Influence of surface topographic microstructure on behaviors of multipotent and pluripotent stem cells

Abstract

Objective: Using mechanical cues to control stem cells fate has attracted the widespread attention in the field of stem cell-based regenerative therapies. The aim of the present work was to determine the influence of surface microstructures (curvature level) on secretome, migration of human mesenchymal stem cells (MSCs) and to reveal the underlying mechanism. Furthermore, the efficiency of the neural differentiation of human induce pluripotent stem cells (iPSCs) on the surface with microstructures was evaluated. Methods: Human adipose derived mesenchymal stem cells (ADSCs) were cultivated on polystyrene surfaces with different curvature levels. Conditioned medium from such cultures was collected and its VEGF levels were analyzed. Further, the cells preconditioned by the surface curvatures were collected and reseeded on regular tissue culture plates to examine their migration capacity.
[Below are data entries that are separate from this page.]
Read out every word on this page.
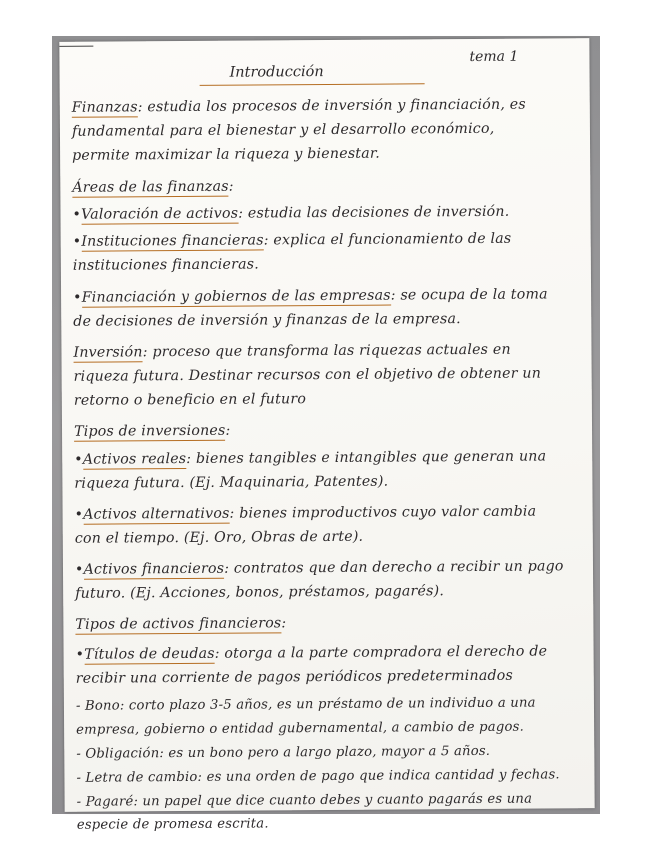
tema 1
Introducción
Finanzas: estudia los procesos de inversión y financiación, es
fundamental para el bienestar y el desarrollo económico,
permite maximizar la riqueza y bienestar.
Áreas de las finanzas:
•Valoración de activos: estudia las decisiones de inversión.
•Instituciones financieras: explica el funcionamiento de las
instituciones financieras.
•Financiación y gobiernos de las empresas: se ocupa de la toma
de decisiones de inversión y finanzas de la empresa.
Inversión: proceso que transforma las riquezas actuales en
riqueza futura. Destinar recursos con el objetivo de obtener un
retorno o beneficio en el futuro
Tipos de inversiones:
•Activos reales: bienes tangibles e intangibles que generan una
riqueza futura. (Ej. Maquinaria, Patentes).
•Activos alternativos: bienes improductivos cuyo valor cambia
con el tiempo. (Ej. Oro, Obras de arte).
•Activos financieros: contratos que dan derecho a recibir un pago
futuro. (Ej. Acciones, bonos, préstamos, pagarés).
Tipos de activos financieros:
•Títulos de deudas: otorga a la parte compradora el derecho de
recibir una corriente de pagos periódicos predeterminados
- Bono: corto plazo 3-5 años, es un préstamo de un individuo a una
empresa, gobierno o entidad gubernamental, a cambio de pagos.
- Obligación: es un bono pero a largo plazo, mayor a 5 años.
- Letra de cambio: es una orden de pago que indica cantidad y fechas.
- Pagaré: un papel que dice cuanto debes y cuanto pagarás es una
especie de promesa escrita.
For the underlying mechanism, the activation level of integrin, focal adhesion kinase (FAK) and mitogen-activated protein kinase (MAPK/ERK) were measured. Using matrigel coated polystyrene surface with different curvature levels for cultivation, human induced pluripotent stem cells (iPSCs) were induced to differentiate into neural lineages. Expression level of neural genes and protein was analyzed to evaluate the differentiation efficiency. Results: Appropriate surface topographic curvature promoted the VEGF secretion of human ADSCs. The conditioned medium increased tube formation and migration of human umbilical vein endothelial cells (HUVECs) in vitro and stimulated blood vessels formation in the hen's egg test - chorioallantoic membrane (HET-CAM) ex vivo. For the underlying mechanism, the integrin mediated FAK-MAPK/ERK pathway was involved in the surface curvatures stimulated ADSCs behavior. Furthermore, the curvature was found to increase the neural differentiation efficiency of human iPSCs. Conclusion: Surface with microscale curvature increases VEGF secretion and migration capacity of MSCs via activating the integrin mediated FAK-MAPK/ERK signaling pathway, but this regulation effect is depended on the curvature level. Further, the similar surface can promote the neural differentiation of human iPSCs. Surface microscale curvature might be a useful strategy to enhance the therapeutic potential of stem cells in regenerative medicine.